Those who have been used to seeing pictures of Angels may be reminded that the wings are symbolic only, of beings whose flight is swifter than our thought. They need no wings, who flash with the speed of light upon their journeys.

Those of us who have not read the modern lucid books describing the planes of being may care for a moment to consider the lilies, which offer the best analogy we have for understanding the Heavens. The bulb of the Liliacese, that is, of such plants as the lily, camas, onion, and hyacinth, consists of many layers or spheres concentrated round one nucleus. In our planet Earth, the nucleus is the world visible, which has three layers of subplanes, the land, the sea, and the air, of different densities, for the water is thicker than the air, and the rocks more compact than the ocean which rests upon them.

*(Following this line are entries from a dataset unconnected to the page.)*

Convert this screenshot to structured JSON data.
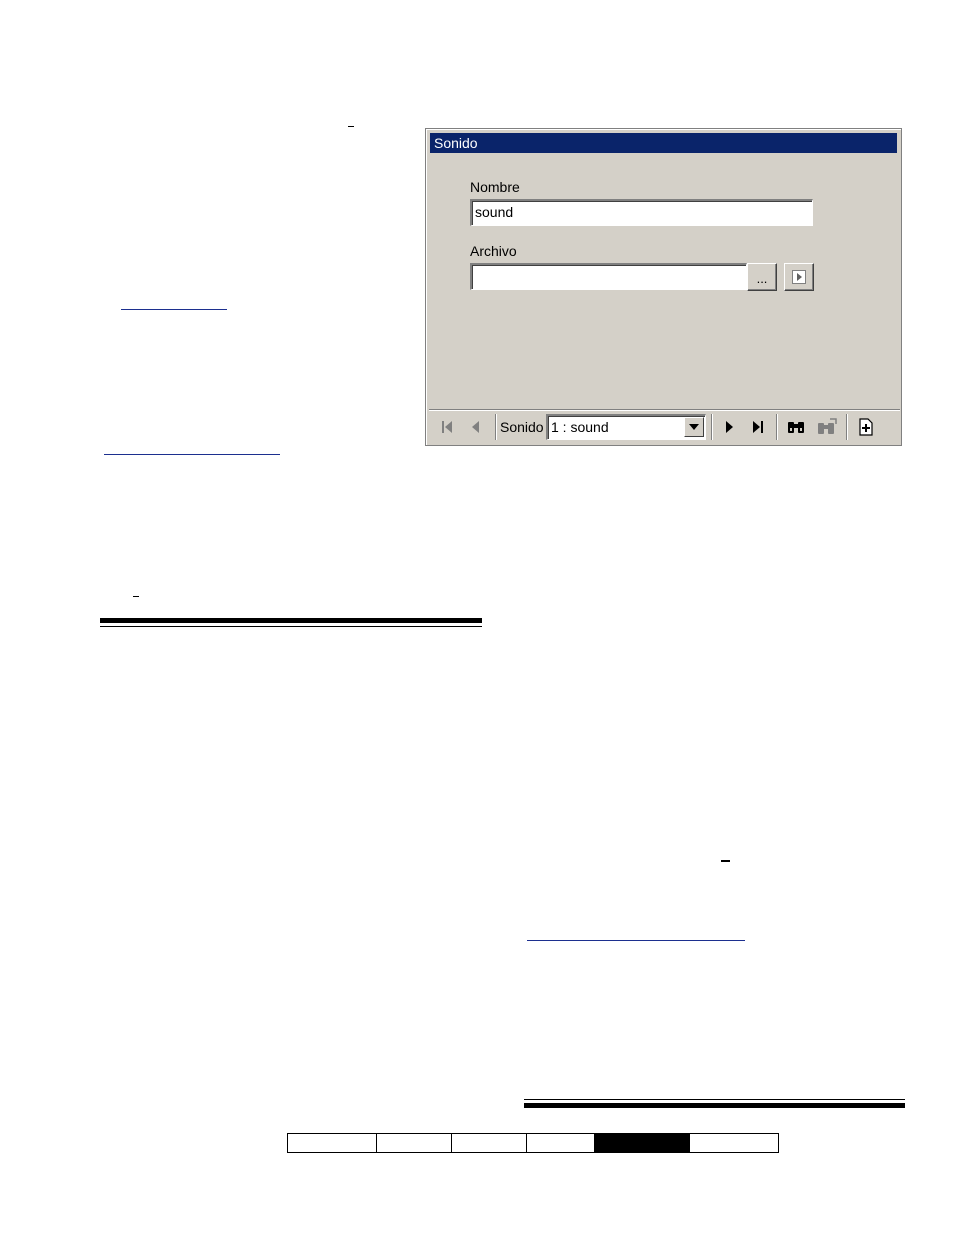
{
  "dialog": {
    "title": "Sonido",
    "name_label": "Nombre",
    "name_value": "sound",
    "file_label": "Archivo",
    "file_value": "",
    "browse_label": "...",
    "navigator": {
      "record_label": "Sonido",
      "selected_record": "1 : sound"
    }
  },
  "icons": {
    "first": "first-record-icon",
    "prev": "previous-record-icon",
    "next": "next-record-icon",
    "last": "last-record-icon",
    "find": "binoculars-icon",
    "find_next": "find-next-icon",
    "new": "new-record-icon",
    "play": "play-icon",
    "dropdown": "chevron-down-icon"
  },
  "colors": {
    "titlebar": "#0a246a",
    "panel": "#d4d0c8",
    "link": "#1c2f8f"
  },
  "footer_tabs": [
    "",
    "",
    "",
    "",
    "",
    ""
  ]
}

Outside these three layers of the bulb there are others, concentric spheres of ether, less in their densities, quicker in their vibrations, too tenuous for perception by our gross animal senses. Our astral bodies are attuned to the vibrations of the astral subplanes, which we visit in dreams and dwell in after death. Our spiritual body, when it grows, is able to inhabit the land, sea, and air of the lower spirit-plane or heaven spiritual. Beyond are the heavens celestial, and their outermost layers are those of the Christ-sphere, an orb enormously transcending the material sun in size and radiance. In all there are forty-nine, or seven octaves of subplanes, alluded to in Genesis as that Ladder of Being, on which the patriarch Jacob saw traffic of ascending and descending Angels.

Imagination, the formation of images in the mind, may have two separate modes, that of an artist creating forms to which he shall give expression, and that of the seer who is able to perceive things which are shown to him. One cannot ever know to what extent one creates, or in what degree one perceives.

My vision is set down as it occurred with some of the mental comments.

Each of the four Angels bears upon his shoulder a limb of the lambent cross. On this Storm sits naked as he was crucified, but Rain wears a robe which has the texture one sees in the petals of an Easter lily. It is edged with a decoration of pistils and stamens, sprinkled, made out of dust of light seeming to signify fertility. Both figures are strongly radiant.

Behind them is Hiawatha, a great figure, august, serene, luminous. Catherine and Thunder Feather have fallen away, unable to endure the increasing splendor of the light.

The foreground is of tawny plains, reaching away downward to a sea deeply blue. Hull down, beyond are far-away white Alps.

This landscape, a province in extent, is, as it were, the arena of an amphitheater, but the floor of the lowest tier or circle is far above the summits of the alps. The edge of the tier is not defined like the frontage or balustrade of a balcony, but vague, as when one looks up at the floor of a cloud field. It is the margin of a world which has its plains, seas, hills, ethereal Andes, all glittering etched in light, with a detail of trees luminous, temples opalescent, and iridescent palaces. There are innumerable multitudes of people watching.

It is as though this upper world were (invisibly) continuous overhead, but only becomes visible towards the horizon.

Above this first tier of the amphitheater there is a second, even a third, perhaps more. But against even the second tier our sun would look like a round patch of darkness. And this second tier is like a shadow cast by the third. The light is utterly beyond human endurance, yet it proceeds from the spectators, circle on circle, world above world, populous with an innumerable throng, millions of millions, either of the redeemed or of the angelic hosts.